Was it all worthwhile? Overwhelmingly yes. I do believe this is something that everyone should do. Maybe not 52 books at one go (who am I kidding, I got side tracked all over the place, including with other around the world books not on this list. That's why it's taken me 2.5years). Maybe in chunks of 5 or as you feel like it or one every few months. But we need to challenge ourselves to expose ourselves to different ways of telling stories and different styles and genres. But also it's a wonderful way of learning about different cultures, religions, political systems, even languages. And as literature helps you empathise and understand, I think this would do wonders for helping us to understand and empathise with other cultures in the real world.

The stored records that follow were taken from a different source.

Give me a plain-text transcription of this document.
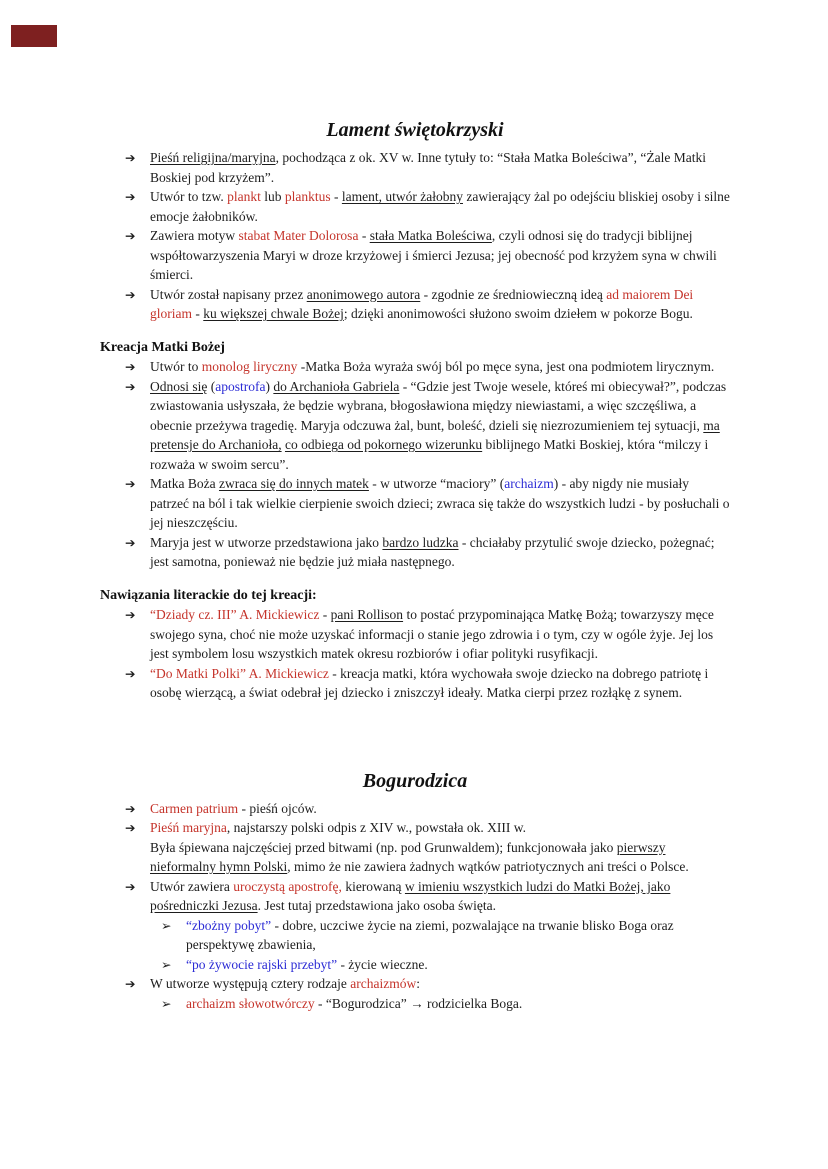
Lament świętokrzyski
➔	Pieśń religijna/maryjna, pochodząca z ok. XV w. Inne tytuły to: “Stała Matka Boleściwa”, “Żale Matki Boskiej pod krzyżem”.
➔	Utwór to tzw. plankt lub planktus - lament, utwór żałobny zawierający żal po odejściu bliskiej osoby i silne emocje żałobników.
➔	Zawiera motyw stabat Mater Dolorosa - stała Matka Boleściwa, czyli odnosi się do tradycji biblijnej współtowarzyszenia Maryi w droze krzyżowej i śmierci Jezusa; jej obecność pod krzyżem syna w chwili śmierci.
➔	Utwór został napisany przez anonimowego autora - zgodnie ze średniowieczną ideą ad maiorem Dei gloriam - ku większej chwale Bożej; dzięki anonimowości służono swoim dziełem w pokorze Bogu.
Kreacja Matki Bożej
➔	Utwór to monolog liryczny -Matka Boża wyraża swój ból po męce syna, jest ona podmiotem lirycznym.
➔	Odnosi się (apostrofa) do Archanioła Gabriela - “Gdzie jest Twoje wesele, któreś mi obiecywał?”, podczas zwiastowania usłyszała, że będzie wybrana, błogosławiona między niewiastami, a więc szczęśliwa, a obecnie przeżywa tragedię. Maryja odczuwa żal, bunt, boleść, dzieli się niezrozumieniem tej sytuacji, ma pretensje do Archanioła, co odbiega od pokornego wizerunku biblijnego Matki Boskiej, która “milczy i rozważa w swoim sercu”.
➔	Matka Boża zwraca się do innych matek - w utworze “maciory” (archaizm) - aby nigdy nie musiały patrzeć na ból i tak wielkie cierpienie swoich dzieci; zwraca się także do wszystkich ludzi - by posłuchali o jej nieszczęściu.
➔	Maryja jest w utworze przedstawiona jako bardzo ludzka - chciałaby przytulić swoje dziecko, pożegnać; jest samotna, ponieważ nie będzie już miała następnego.
Nawiązania literackie do tej kreacji:
➔	“Dziady cz. III” A. Mickiewicz - pani Rollison to postać przypominająca Matkę Bożą; towarzyszy męce swojego syna, choć nie może uzyskać informacji o stanie jego zdrowia i o tym, czy w ogóle żyje. Jej los jest symbolem losu wszystkich matek okresu rozbiorów i ofiar polityki rusyfikacji.
➔	“Do Matki Polki” A. Mickiewicz - kreacja matki, która wychowała swoje dziecko na dobrego patriotę i osobę wierzącą, a świat odebrał jej dziecko i zniszczył ideały. Matka cierpi przez rozłąkę z synem.
Bogurodzica
➔	Carmen patrium - pieśń ojców.
➔	Pieśń maryjna, najstarszy polski odpis z XIV w., powstała ok. XIII w.
Była śpiewana najczęściej przed bitwami (np. pod Grunwaldem); funkcjonowała jako pierwszy nieformalny hymn Polski, mimo że nie zawiera żadnych wątków patriotycznych ani treści o Polsce.
➔	Utwór zawiera uroczystą apostrofę, kierowaną w imieniu wszystkich ludzi do Matki Bożej, jako pośredniczki Jezusa. Jest tutaj przedstawiona jako osoba święta.
➢	“zbożny pobyt” - dobre, uczciwe życie na ziemi, pozwalające na trwanie blisko Boga oraz perspektywę zbawienia,
➢	“po żywocie rajski przebyt” - życie wieczne.
➔	W utworze występują cztery rodzaje archaizmów:
➢	archaizm słowotwórczy - “Bogurodzica” → rodzicielka Boga.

Australia particularly, as much as we say we are a multicultural society, we are very sheltered in our exposure to other cultures that aren't within our own society and our own constructs.We should be encouraging everyone to read books from outside our own Anglo way of viewing things (including wanting nice, tight, wrapped up endings. Apparently that doesn't happen much in other cultures' writings), and to blow our minds a little. The world is so huge, and the least we can do is explore it from our armchair. I'll definitely be continuing my travels, so come join me.